В июле я предполагал навестить маму в Ессентуках, куда звал меня и Верин, собиравшийся ехать лечить свой нерв и уже снявший там дачку с лишней комнатой для меня. Я скучаю, если в течение лета не побываю на настоящем юге, и охотно предполагал провести в Ессентуках недели три. А чёрное южное небо, с не по-северному сияющими звёздами, было так заманчиво для моих астрономических увлечений! Для того, чтобы выехать из Петрограда и его окрестностей, надо было привести в порядок мои воинские дела, и вот за этим я теперь и отправился в Петроград. Хотя мне и хотелось в Ессентуки, но моё имение мне так нравилось в последний раз, что было даже жалко его покидать.

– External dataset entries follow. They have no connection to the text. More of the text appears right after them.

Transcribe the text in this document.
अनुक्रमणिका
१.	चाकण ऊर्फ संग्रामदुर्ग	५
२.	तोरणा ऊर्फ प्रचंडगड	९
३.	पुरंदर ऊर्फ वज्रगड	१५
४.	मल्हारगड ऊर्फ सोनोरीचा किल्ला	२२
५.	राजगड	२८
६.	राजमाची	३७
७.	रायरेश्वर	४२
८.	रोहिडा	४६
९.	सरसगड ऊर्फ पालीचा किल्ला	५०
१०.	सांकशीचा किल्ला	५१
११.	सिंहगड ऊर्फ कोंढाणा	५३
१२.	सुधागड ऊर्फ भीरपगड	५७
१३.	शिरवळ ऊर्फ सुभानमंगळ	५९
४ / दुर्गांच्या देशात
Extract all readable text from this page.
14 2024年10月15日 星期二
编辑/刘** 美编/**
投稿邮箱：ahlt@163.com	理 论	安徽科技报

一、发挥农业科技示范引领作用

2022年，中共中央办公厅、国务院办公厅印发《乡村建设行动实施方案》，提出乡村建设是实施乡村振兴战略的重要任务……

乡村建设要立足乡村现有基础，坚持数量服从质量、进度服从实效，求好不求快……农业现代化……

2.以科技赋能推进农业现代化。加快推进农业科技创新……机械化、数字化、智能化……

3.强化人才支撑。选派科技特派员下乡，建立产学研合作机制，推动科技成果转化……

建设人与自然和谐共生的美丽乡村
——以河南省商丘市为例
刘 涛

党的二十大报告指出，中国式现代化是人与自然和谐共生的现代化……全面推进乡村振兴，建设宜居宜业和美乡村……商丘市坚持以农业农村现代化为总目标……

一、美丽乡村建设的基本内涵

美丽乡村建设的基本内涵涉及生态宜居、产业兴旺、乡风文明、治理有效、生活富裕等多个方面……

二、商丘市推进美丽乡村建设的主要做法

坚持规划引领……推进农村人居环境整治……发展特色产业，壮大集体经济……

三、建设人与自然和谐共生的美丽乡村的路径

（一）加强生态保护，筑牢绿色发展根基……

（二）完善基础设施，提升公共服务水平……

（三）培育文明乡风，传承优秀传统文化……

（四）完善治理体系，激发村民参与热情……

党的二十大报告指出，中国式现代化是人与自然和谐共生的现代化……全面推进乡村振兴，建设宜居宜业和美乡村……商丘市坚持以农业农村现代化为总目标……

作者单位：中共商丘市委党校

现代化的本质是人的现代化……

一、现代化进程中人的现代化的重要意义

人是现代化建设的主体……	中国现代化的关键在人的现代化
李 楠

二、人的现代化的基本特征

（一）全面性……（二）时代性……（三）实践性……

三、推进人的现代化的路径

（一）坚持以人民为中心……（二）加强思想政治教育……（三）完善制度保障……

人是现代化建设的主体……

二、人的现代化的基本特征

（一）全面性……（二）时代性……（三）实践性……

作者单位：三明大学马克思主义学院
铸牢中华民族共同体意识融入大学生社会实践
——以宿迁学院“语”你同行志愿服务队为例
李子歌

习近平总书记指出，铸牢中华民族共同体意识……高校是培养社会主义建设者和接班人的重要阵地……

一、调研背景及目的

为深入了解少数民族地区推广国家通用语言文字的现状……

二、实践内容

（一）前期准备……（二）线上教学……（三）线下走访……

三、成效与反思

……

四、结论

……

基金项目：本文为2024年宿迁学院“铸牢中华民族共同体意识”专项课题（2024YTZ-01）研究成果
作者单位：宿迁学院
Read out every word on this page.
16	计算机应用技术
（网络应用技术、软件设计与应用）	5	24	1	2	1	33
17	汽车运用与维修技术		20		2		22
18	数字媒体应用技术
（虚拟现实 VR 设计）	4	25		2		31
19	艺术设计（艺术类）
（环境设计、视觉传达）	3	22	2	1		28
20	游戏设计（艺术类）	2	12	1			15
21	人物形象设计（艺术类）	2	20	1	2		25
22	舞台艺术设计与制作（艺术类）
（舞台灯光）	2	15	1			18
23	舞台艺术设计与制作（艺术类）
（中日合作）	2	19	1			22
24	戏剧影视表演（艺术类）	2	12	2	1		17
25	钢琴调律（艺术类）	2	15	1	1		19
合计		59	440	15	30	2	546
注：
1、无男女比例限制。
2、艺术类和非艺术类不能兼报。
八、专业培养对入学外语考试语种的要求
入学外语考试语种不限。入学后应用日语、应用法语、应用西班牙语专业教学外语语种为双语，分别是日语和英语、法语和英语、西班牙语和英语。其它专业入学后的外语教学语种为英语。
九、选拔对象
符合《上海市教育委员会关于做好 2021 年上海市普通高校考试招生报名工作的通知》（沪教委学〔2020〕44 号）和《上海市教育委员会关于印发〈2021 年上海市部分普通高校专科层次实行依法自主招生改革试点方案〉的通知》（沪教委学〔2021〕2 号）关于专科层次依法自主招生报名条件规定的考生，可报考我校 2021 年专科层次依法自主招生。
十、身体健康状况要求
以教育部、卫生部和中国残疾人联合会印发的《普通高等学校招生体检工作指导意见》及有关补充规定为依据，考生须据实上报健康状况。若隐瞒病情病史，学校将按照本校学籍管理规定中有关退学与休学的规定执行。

Итак, приехав в успокоившийся Петроград и начав мои шаги к получению от Керенского обещанной бумаги, я сразу убедился, что положение определённо ухудшилось. Дело в том, что Горький, в лице своей газеты «Новая жизнь», явно принял сторону большевистского движения, и теперь, когда это движение в Петрограде было подавлено, но гибельно отразилось на нашем фронте, его, Горького, стали забрасывать грязью и обвинять чуть ли не в предательстве России Германии. Ясно несомненно, что Горький чист, и если теперь и ратовал о мире и о большевиках, то потому, что он идеалист, но другие были иного мнения, а Керенский был в негодовании на него. И вот при таких обстоятельствах мне надо было реализовать обещание, данное Керенским Горькому. Вдобавок Керенский в Петрограде бывал день-два, затем несся на фронт, где шла грозная разруха и где неприятель наносил нам удар за ударом, а когда возвращался в Петроград, то должен был формировать новое правительство, так как половина правительства ушла, и во власти царствовала та же дезорганизация, что и на фронте. Приставать с частными делишками было просто стыдно. Но с другой стороны, мать из Ессентуков писала отчаянные письма: почти уже половина июля, в Петрограде беспорядки, а я не еду, и, наконец, с третьей стороны - как ни как, обещание Керенским было уже дано и весь вопрос состоял в том, чтобы он подписал какую-то гадкую бумажонку...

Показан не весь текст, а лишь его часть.